Esattamente come il personaggio in questione. Uno spocchioso, arrogante, megalomane, neurolabile, dispotico e violento soggetto, col vizio di tirare fuori un revolver di grosso calibro per risolvere le questioni - per conferma, chiedere a Leonard Cohen - e che per questa sua inclinazione ha passato pure i suoi bei guai giudiziari. Uno che a 18 anni incise il suo primo ed unico disco e non intascò nulla, ma che poco dopo aveva già fondato una sua propria etichetta e, scrivendo e producendo brani per altri, a 21 anni aveva guadagnato il primo di una lunga serie di milioni di dollari. Uno che diede lustro e successo ad una professione prima d'allora ritenuta impiegatizia o poco più. Uno che rappresentò il primo e unico caso nella storia della musica - non solo di quella giovane - in cui il produttore divenne assai più importante degli artisti, creando quello che a buon diritto poté chiamarsi un inconfondibile "marchio di fabbrica". Uno che a 26 anni (quest'anno ne compirà 70...), sdegnato dai primi insuccessi, chiuse per sempre quella fabbrica, tornando poi occasionalmente a interagire ed in modo assai discusso nelle vicende rock, ma questa è un'altra storia. E poi, praticamente, il silenzio.

Ci vuole uno sforzo d'immaginazione per comprendere bene chi fu e che cosa rappresentò Philip Harvey Spector. Ovvero, l'età dell'innocenza. Del rock e di chi lo ascoltava. Tant'è che una delle definizioni più azzeccate per descriverlo è quella che campeggia nel volumetto d'accompagnamento al box set di cui si tratta e che possiamo considerare come il definitivo riordino della sua opera: "America's first teen-age tycoon", il magnate dei teen-ager. Lui che, abbiamo detto, di quegli adolescenti poteva giusto considerarsi un fratello di poco maggiore. Fu il Bill Gates o lo Steve Jobs - scegliete voi...- dei primi anni Sessanta, per quella generazione di giovanissimi americani che la generazione di giovanissimi italiani cui il sottoscritto apparteneva poteva solo anni dopo idolatrare per mezzo di American Graffiti o, più divulgativamente, di Happy Days. E' in quel contesto felice e spensierato che dobbiamo calarci, tra le feste dell'High School, i drive-in che odorano di fritto, le Buick e le Pontiac decappottabili lunghe sei metri, le code di cavallo, i calzini colorati e i mocassini dei sedicenni di allora. Erano quei ragazzini e quelle ragazzine ad infilare uno via l'altro i dimes nei juke-box, che in heavy rotation li rendevano felici al suono delle canzoni di Crystals, Ronettes, Darlene Love, Gene Pitney, Righteous Brothers, Modern Folk Quartet, Ike & Tina Turner e altri. Miniature pop che parlavano di dichiarazioni d'amore, di primi baci e anche qualcosa di più, di relazioni infelici contrastate dai genitori, di teneri teppistelli della porta accanto, di giovani fidanzati che devono partire per fare il soldato. E con questi semplici ma universali argomenti traghettavano il doo-woop nel pop leggero e da questo nel soul dell'Età dell'Oro, divenendo la colonna sonora dell'esistenza di una generazione "bubble-gum". Tutta avvolta dal "muro del suono" di Phil Spector. In realtà erano tutte canzoni di Phil Spector.

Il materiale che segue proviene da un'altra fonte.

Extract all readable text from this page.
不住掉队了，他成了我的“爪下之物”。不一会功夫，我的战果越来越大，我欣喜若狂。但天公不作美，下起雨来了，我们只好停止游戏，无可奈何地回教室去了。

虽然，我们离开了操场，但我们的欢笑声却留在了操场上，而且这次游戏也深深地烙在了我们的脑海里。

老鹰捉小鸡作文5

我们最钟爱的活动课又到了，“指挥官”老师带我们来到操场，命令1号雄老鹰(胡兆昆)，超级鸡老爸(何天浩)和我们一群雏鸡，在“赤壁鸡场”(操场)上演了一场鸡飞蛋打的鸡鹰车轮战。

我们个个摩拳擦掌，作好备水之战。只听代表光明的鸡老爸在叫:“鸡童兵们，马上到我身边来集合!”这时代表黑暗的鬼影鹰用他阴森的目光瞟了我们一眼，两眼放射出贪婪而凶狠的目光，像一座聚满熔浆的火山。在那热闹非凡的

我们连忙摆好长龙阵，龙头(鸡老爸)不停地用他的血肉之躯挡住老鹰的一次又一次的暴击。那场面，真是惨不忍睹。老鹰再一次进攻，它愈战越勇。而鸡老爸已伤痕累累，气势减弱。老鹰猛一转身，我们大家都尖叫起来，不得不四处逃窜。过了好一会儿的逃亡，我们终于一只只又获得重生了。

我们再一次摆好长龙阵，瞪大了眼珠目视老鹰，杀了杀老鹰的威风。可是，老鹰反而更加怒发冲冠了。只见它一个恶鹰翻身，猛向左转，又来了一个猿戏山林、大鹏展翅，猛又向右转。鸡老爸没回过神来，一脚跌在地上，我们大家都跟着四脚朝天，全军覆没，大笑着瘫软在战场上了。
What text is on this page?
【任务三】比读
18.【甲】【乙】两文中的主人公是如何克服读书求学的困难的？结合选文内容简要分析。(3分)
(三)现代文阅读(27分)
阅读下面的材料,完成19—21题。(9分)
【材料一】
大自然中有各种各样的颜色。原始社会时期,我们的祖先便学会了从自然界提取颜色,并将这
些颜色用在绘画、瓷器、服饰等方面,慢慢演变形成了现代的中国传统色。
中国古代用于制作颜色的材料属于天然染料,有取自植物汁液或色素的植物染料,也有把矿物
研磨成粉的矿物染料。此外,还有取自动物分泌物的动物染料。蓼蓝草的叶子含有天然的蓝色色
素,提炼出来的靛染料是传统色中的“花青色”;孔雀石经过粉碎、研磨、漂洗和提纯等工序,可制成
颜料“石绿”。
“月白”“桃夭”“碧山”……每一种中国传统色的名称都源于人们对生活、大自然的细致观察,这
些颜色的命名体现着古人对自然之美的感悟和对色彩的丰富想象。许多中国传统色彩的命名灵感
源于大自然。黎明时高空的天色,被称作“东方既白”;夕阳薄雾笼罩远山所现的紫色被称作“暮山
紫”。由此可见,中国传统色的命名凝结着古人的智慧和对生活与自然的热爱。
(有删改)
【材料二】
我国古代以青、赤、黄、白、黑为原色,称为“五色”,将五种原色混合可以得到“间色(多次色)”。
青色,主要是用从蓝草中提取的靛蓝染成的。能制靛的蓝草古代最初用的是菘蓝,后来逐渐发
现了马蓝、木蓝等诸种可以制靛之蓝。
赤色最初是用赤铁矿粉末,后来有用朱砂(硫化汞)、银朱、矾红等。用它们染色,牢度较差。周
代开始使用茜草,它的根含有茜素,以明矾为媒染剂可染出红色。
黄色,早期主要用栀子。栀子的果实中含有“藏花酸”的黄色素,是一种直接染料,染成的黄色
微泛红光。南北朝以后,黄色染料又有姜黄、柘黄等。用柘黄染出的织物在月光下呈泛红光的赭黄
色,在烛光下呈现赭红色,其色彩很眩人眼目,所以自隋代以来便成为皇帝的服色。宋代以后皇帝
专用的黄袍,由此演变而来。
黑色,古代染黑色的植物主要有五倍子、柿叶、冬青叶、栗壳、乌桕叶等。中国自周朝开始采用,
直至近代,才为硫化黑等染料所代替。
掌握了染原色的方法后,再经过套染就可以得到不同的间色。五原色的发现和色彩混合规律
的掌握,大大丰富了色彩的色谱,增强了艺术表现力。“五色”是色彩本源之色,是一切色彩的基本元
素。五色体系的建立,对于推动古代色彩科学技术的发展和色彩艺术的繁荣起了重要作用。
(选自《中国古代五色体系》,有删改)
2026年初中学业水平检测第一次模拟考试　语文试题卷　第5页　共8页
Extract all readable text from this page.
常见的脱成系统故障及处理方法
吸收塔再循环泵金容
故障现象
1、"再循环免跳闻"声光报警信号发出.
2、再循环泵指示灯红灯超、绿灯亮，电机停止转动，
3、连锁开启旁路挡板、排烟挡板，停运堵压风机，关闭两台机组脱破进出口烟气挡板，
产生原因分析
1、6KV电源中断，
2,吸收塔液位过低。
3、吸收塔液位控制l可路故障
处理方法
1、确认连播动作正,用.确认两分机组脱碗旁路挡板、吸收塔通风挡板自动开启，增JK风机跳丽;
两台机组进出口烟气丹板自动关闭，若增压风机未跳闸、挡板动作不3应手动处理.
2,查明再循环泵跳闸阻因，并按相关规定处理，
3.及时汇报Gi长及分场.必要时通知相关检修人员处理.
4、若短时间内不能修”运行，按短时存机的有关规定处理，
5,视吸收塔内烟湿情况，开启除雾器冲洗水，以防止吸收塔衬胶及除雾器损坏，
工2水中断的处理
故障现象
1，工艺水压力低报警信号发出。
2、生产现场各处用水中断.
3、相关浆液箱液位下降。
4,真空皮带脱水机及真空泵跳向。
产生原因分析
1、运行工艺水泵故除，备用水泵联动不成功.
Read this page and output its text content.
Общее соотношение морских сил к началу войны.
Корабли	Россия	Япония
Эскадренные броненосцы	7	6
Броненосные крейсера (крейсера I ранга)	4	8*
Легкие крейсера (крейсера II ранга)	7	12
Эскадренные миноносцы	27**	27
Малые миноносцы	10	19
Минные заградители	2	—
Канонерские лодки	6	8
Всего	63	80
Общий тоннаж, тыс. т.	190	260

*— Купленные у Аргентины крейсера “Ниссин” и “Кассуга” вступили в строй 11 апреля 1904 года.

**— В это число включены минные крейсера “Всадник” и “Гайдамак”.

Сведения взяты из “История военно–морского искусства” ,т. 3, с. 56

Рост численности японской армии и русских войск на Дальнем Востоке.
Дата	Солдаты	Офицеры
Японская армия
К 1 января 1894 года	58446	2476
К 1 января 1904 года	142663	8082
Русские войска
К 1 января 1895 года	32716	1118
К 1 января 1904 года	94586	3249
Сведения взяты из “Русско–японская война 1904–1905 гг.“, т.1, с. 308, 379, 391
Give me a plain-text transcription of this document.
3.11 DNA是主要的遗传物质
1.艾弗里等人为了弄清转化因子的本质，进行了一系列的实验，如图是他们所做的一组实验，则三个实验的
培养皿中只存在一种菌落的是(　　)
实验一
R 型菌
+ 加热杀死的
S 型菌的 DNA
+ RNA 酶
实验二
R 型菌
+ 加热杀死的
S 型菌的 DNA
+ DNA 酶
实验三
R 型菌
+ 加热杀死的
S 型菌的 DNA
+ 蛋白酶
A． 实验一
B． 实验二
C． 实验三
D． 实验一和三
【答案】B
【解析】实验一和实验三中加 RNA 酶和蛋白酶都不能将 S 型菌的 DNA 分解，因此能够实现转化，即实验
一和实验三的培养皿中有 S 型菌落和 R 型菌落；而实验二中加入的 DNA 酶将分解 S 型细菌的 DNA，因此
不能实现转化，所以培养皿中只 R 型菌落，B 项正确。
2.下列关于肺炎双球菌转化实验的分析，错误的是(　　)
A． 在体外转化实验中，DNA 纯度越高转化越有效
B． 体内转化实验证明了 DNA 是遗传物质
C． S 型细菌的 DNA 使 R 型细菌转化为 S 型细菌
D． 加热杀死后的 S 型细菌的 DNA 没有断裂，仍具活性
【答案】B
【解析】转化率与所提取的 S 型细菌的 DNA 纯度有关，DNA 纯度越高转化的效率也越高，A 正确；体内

Oltre che l'immaginazione, ci vorrebbero anche orecchie vergini per apprezzare appieno. So che è difficile azzerare la nostra mente da tutto l'hard-rock, il nu-soul, il punk, la new e no-wave, l'electrobeat, l'hip-hop, il grunge e il math-rock fin qui penetratovi. Musicalmente, dovremmo poter possedere le orecchie vergini - e non solo...- di quei teenagers. Sentiremmo allora come una canzoncina leggera leggera, trattata dall'omino dietro la consolle perennemente in occhiali da sole, diventava una piccola sinfonia di due minuti e mezzo, con un suono che senza neanche utilizzare i trucchi della stereofonia si stratificava poco a poco, legando in una trama finissima voci soliste e cori, archi ed ottoni di somma eleganza, ritmi e percussioni di una semplicità disarmante ma anche di funzionalità assoluta (si pensi al basilare "tum, tu-tum-cha" del favoloso Hal Blaine che introduce Be my baby.) Un effetto allo stesso tempo dolce ed imponente, ottenuto raddoppiando se non addirittura triplicando l'impiego di batteria e percussioni, con l'uso dei cori in sottofondo che diventano strumenti aggiuntivi, rifinendo fino alla perfezione quasi maniacale ogni singolo incastro (qui pare ne sappiano qualcosa i Ramones, costretti durante le sedute di registrazione di "End of the century" a lavorare per oltre tredici ore su un solo accordo). Questo il metodo-Spector, un metodo che, fossimo nella classica, partendo da Mozart giungerebbe a Wagner, riuscendo nel miracolo di coniugare in modo perfetto così diverse sensibilità. Un metodo che, tocca ripetere, ha reso ogni singola canzone da lui prodotta (qualcuna la aveva pure scritta) una canzone di Phil Spector.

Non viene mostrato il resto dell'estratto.